When businesses constrict, the options for making money, including the travel it might entail, diminish. This decline in numbers of the travelling businessman, in particular, has proven telling. This is a sore point for those in the industry who lack a secure salary, the assurance of sick days and other benefits. Risks are being taken. This means measures that are agonized over by such sex workers as Monica Forrester, an outreach manager at a sex worker action project called Maggies. Her suggestions, noted in Vice, are crude and by no means solid: use extra hand sanitizer; communicate with the client about possible flu symptoms; avoid deep kissing; limit saliva exchange.
As the lockdowns have lingered, the work has dried up. London dominatrix Goddess Cleo is not shy in talking about the devastation. “The virus is a disaster for client-facing businesses – and sex work is no different.” Most of her income is drawn from “one-on-one sessions and events” with a smaller portion earned “through online avenues.”
The New Zealand Prostitutes’ Collective has insisted that workers avoid physical contact altogether, which very much brings to mind notions of an unsatisfactory meal, or at least one trimmed of its essentials. A meal without wine, the French gastronome Jean Anthelme Brillat-Savarin famously notes, is a day without sunshine. But days without sunshine are not necessarily the sorts of excuses that will fly for the moment, either in court or the court of public opinion.
The most obvious road, then, is paved in the virtual world. Where there are restrictions on movement and physical containment, the virtual world will thrive. The rule of thumb here is that of variety: the inventive, as they always tend to, shall survive and reap. Lady Pim, a Toronto dominatrix, is one such case, using Skype, “texting dominations, and phone call dominations” thereby taking the edge of quarantine sessions. Modern sex workers are becoming changelings of their profession, showing a heroic versatility.
Others, like dominatrix Eva de Vil, have something of a head start over others, having already made it on the online scene.

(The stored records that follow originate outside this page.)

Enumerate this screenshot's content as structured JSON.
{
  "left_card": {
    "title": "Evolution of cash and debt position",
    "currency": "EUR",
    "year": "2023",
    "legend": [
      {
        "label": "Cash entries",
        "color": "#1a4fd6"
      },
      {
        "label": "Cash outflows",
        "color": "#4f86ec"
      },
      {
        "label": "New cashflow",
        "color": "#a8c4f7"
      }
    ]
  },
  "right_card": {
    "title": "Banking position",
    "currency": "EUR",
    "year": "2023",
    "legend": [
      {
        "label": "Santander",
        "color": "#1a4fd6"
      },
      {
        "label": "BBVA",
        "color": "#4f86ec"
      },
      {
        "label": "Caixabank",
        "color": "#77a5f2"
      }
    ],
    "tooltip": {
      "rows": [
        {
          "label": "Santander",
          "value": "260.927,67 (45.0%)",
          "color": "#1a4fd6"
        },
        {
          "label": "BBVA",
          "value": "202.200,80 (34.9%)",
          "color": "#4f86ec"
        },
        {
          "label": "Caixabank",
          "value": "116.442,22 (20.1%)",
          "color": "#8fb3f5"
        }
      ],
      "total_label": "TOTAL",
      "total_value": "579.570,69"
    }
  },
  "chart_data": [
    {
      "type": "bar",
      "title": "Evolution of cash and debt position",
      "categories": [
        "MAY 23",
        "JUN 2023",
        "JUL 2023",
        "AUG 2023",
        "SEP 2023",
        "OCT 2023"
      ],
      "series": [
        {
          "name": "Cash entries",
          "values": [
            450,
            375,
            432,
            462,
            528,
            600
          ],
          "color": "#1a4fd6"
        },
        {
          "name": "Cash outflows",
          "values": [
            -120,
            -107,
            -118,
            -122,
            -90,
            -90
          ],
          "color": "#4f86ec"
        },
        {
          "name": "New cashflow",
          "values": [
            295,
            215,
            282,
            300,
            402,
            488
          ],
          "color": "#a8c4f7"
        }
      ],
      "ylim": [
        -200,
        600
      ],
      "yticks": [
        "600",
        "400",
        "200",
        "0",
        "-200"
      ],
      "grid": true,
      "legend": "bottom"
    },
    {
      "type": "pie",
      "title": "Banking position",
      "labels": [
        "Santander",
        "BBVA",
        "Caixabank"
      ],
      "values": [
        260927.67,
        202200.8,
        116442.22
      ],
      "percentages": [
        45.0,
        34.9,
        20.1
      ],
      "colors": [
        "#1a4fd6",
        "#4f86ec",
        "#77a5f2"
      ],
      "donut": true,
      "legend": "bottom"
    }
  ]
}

She has noticed a spike of interest in role play “clips” with an isolation theme. But such work comes with time and a necessary investment in resources (appropriate broadcasting, streaming equipment, and sexual paraphernalia). An online following is never a given and live streaming platforms will, rather aptly, have their pound of flesh. The fine art of camming is proving cutthroat; sites such as US-based Chaterbate have seen an increase of signings by sex workers outpacing the growth of audience traffic.
This does lend its challenges. Even in a world of sexual fantasy, reality bites. Services delivered online – for instance, camcording – necessitate bank transactions. Transactions, in turn, can reveal the identity of the worker. NZPC spokeswoman Dame Catherine Healy makes the obvious point. “You don’t really want to have your identity revealed because of the stigma.”
Another, equally relevant point, is that generating such image-based content creates a pool of material that may be leaked or hacked. The subscription website OnlyFans had this experience in February, with 1.5 terabytes of adult content (to give a sense of proportion here: 3 million photos or the equivalent of 750 hours of HD video) leaked. The rather feeble, and altogether moot reassurance offered by the company, was that no hacking was involved.
The lot of sex workers can be a varied one. Their revenue has shrunk, their industry assailed. But in terms of brute endurance and resilience, few industries come close in comparison. The ways of earning money, varied as they are, will proliferate. The fear, as always, are for those vulnerable practitioners who find themselves abandoned, homeless, neglected, left with few choices, if any. The oldest profession will endure, but those capricious elements of danger and suffering remain perennial.